Witnessing a loved one’s suffering often feels intolerable. That’s why it’s common to want to rush in and help when someone close to you is grieving.
But many of us aren’t sure exactly what that entails. What do you say? What don’t you say? Do you just say nothing at all?
Unless you’re directly in a grieving person’s shoes it can be difficult to know how it feels and possibly how to handle it. Everyone experiences grief differently. Luckily, there are ways you can support someone who might be suffering.
We chatted with a few grief experts on the best ways to comfort and help a friend who has lost someone or something dear to them. Below are some important tips to keep in mind.
1. Remember there is no right way to grieve.
“The first thing to know is that everyone grieves differently,” Dan Reidenberg, executive director of Suicide Awareness Voices of Education and chair of the American Psychotherapy Association told The Huffington Post.
“Some people grieve very hard, very quickly and then move on,” he continued. “Some people grieve privately. Some people grieve intermittently. Some people want to sleep a lot, some people want to talk.”
Be open-minded about their process and know that grief is a response to any sort of loss, according to Reidenberg. Someone can grieve over the death of a partner or pet, the loss of a job or even a move from a cherished home to someplace new.
Culture tells us we have a certain amount of days off of work before we’re expected to get back on our feet. Some religions even outline a number of days and months to grieve. But experts agree that you can’t fit grief into specific parameters.
“There is no set time frame, so do not pressure people,” Reidenberg said.
2. Try to avoid cliché statements.
This includes: “Time heals all wounds,” “You’ll bounce back,” “They’re in a better place,” and “I know how you feel,” Michelle Carlstrom, a certified grief recovery specialist and senior director of Work, Life and Engagement at Johns Hopkins University told The Huffington Post.
“[Clichés] are often filler statements because we don’t know what to say,” Carlstrom said. “But clichés like this actually undermine the present moment, can belittle the experience and urge the griever to move through grief and ‘get back to happy.’”
Carlstrom suggests to ask open-ended questions when it is appropriate. Try these questions instead:
- “How did today go for you?”
- “How did your week go?”
- “How are you feeling?”
When you don’t know what to do or say in the moment, you can always say, “I’m so sorry” or “I can’t imagine how you feel,” which Carlstrom says is usually helpful. You can also offer a hug.

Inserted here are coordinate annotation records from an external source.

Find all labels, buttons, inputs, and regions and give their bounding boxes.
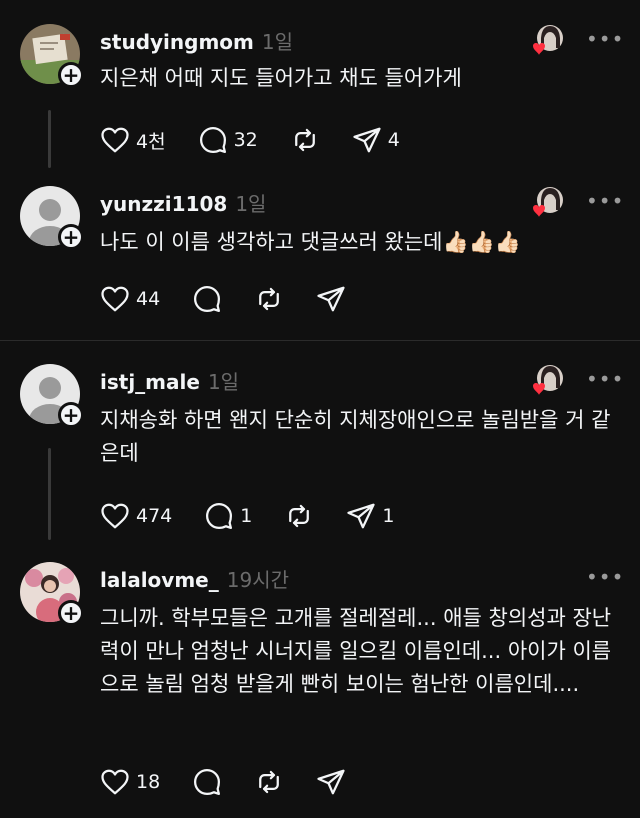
- like-count: 4천: [136, 130, 166, 153]
- reply-count: 32: [233, 129, 258, 151]
- send-icon: [317, 286, 345, 312]
- more-options-button[interactable]: •••: [586, 189, 624, 213]
- share-button[interactable]: 4: [352, 125, 400, 155]
- follow-plus-button[interactable]: +: [58, 62, 84, 88]
- follow-plus-button[interactable]: +: [58, 224, 84, 250]
- comment-text: 그니까. 학부모들은 고개를 절레절레... 애들 창의성과 장난력이 만나 엄…: [100, 606, 612, 696]
- timestamp: 1일: [235, 192, 267, 216]
- like-count: 44: [136, 288, 161, 310]
- like-button[interactable]: 4천: [100, 125, 166, 155]
- reply-button[interactable]: 32: [198, 125, 258, 155]
- reply-button[interactable]: 1: [204, 501, 252, 531]
- comment-icon: [206, 503, 233, 529]
- thread-line: [48, 110, 51, 168]
- share-count: 4: [387, 129, 400, 151]
- divider: [0, 340, 640, 341]
- more-options-button[interactable]: •••: [586, 565, 624, 589]
- username[interactable]: istj_male 1일: [100, 366, 239, 395]
- repost-icon: [259, 287, 280, 311]
- send-icon: [347, 503, 375, 529]
- repost-icon: [294, 128, 315, 152]
- heart-icon: [101, 127, 129, 153]
- share-count: 1: [382, 505, 395, 527]
- thread-line: [48, 448, 51, 540]
- comment-text: 지은채 어때 지도 들어가고 채도 들어가게: [100, 66, 462, 90]
- repost-icon: [289, 504, 310, 528]
- follow-plus-button[interactable]: +: [58, 600, 84, 626]
- reply-count: 1: [240, 505, 253, 527]
- action-bar: 44: [100, 284, 378, 314]
- repost-button[interactable]: [254, 767, 284, 797]
- more-options-button[interactable]: •••: [586, 27, 624, 51]
- timestamp: 1일: [261, 30, 294, 54]
- comment-icon: [194, 286, 221, 312]
- heart-icon: [101, 769, 129, 795]
- comment-icon: [199, 127, 226, 153]
- comment-text: 나도 이 이름 생각하고 댓글쓰러 왔는데👍🏻👍🏻👍🏻: [100, 230, 521, 254]
- heart-icon: [101, 286, 129, 312]
- like-count: 18: [136, 771, 161, 793]
- like-button[interactable]: 44: [100, 284, 160, 314]
- username[interactable]: lalalovme_ 19시간: [100, 564, 289, 593]
- send-icon: [353, 127, 381, 153]
- timestamp: 1일: [207, 370, 240, 394]
- liked-by-author-icon: [533, 187, 563, 217]
- share-button[interactable]: [316, 284, 346, 314]
- action-bar: 474 1 1: [100, 501, 426, 531]
- liked-by-author-icon: [533, 25, 563, 55]
- repost-icon: [259, 770, 280, 794]
- send-icon: [317, 769, 345, 795]
- timestamp: 19시간: [226, 568, 289, 592]
- like-button[interactable]: 18: [100, 767, 160, 797]
- share-button[interactable]: 1: [346, 501, 394, 531]
- like-button[interactable]: 474: [100, 501, 172, 531]
- repost-button[interactable]: [284, 501, 314, 531]
- comment-icon: [194, 769, 221, 795]
- more-options-button[interactable]: •••: [586, 367, 624, 391]
- username[interactable]: yunzzi1108 1일: [100, 188, 266, 217]
- repost-button[interactable]: [290, 125, 320, 155]
- action-bar: 18: [100, 767, 378, 797]
- share-button[interactable]: [316, 767, 346, 797]
- liked-by-author-icon: [533, 365, 563, 395]
- repost-button[interactable]: [254, 284, 284, 314]
- comment-text: 지채송화 하면 왠지 단순히 지체장애인으로 놀림받을 거 같은데: [100, 408, 611, 465]
- action-bar: 4천 32 4: [100, 125, 432, 155]
- follow-plus-button[interactable]: +: [58, 402, 84, 428]
- like-count: 474: [136, 505, 173, 527]
- heart-icon: [101, 503, 129, 529]
- reply-button[interactable]: [192, 767, 222, 797]
- reply-button[interactable]: [192, 284, 222, 314]
- username[interactable]: studyingmom 1일: [100, 26, 293, 55]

“Tears come and that’s okay ― don’t try to stop the tears,” she explained. “They have a purpose.”
3. Hand over control.
“The biggest issue with grief and when you lose something is you feel like life is out of control,” Reidenberg said.
Often times it may feel helpful to reach out and suggest making plans, like going out to a restaurant or a movie. You may feel like the grieving person can’t do it, so it’s up to you to make all the decisions instead. But this is a bad pattern, Reidenberg explains.
“It’s not helpful to the grieving person because it’s someone else literally controlling everything,” he said.
Rather than calling all the shots, ask your friend what would work best for them: Lunch or dinner? A movie or a walk? Rework your schedule around them and you empower the person who is grieving to shape the plan, Reidenberg says. Life feels like it’s been turned upside down, but this small act gives your friend some authority.
4. Find the closest puppy or kitten.
There is a strong body of research which supports the role of animal companions to assist in bereavement.
“Dogs have an amazing sense around sadness,” Reidenberg said. But those who are grieving do not need to go as far as formal pet therapy or even adopting their own dog. Even some quality time with a friend’s cat or a trip to the dog park might work.
“Anytime you can bring a puppy around or a dog around, people really do brighten up,” Reidenberg explained.
5. Be aware of gender differences.
Men and women expressing their emotions differently is nothing new, but a helpful reminder about what you could expect. Males and females tend to grieve differently.
Females might be willing to open up more than men, while men tend to isolate themselves more, use more alcohol and even express their grief in the form of irritability, according to Reidenberg.
6. Be a concerned and watchful friend.
Watch for signs of “complicated grief,” a process in which the grieving person could become depressed or suicidal, Reidenberg advised.
If your friend is not participating in the regular events of daily life, quits or loses their job or pushes away other relationships, this may be an indicator that something more serious is occurring. If you notice this happening, talk to your friend and suggest putting him or her in touch with a grief counselor for additional support and treatment.
7. Above all else, be present.
Ultimately, it helps to just show up.
“Grievers feel incredibly isolated and are not likely to reach out to say so, but grievers need and want you to listen,” Carlstrom said. “The best thing you can do is to be an engaged, nonjudgmental listener. They need to talk and share their memories out loud.”
And if other friends ask about how your grieving friend is doing, be honest. If they’re really struggling, people should know so they can help, too.
“The most important thing is that people know the truth,” Reidenberg says. “If we minimize how hard the grief has hit the person, we aren’t doing them any favors by glossing it over to others. We want their network of support people to know what’s really going on.”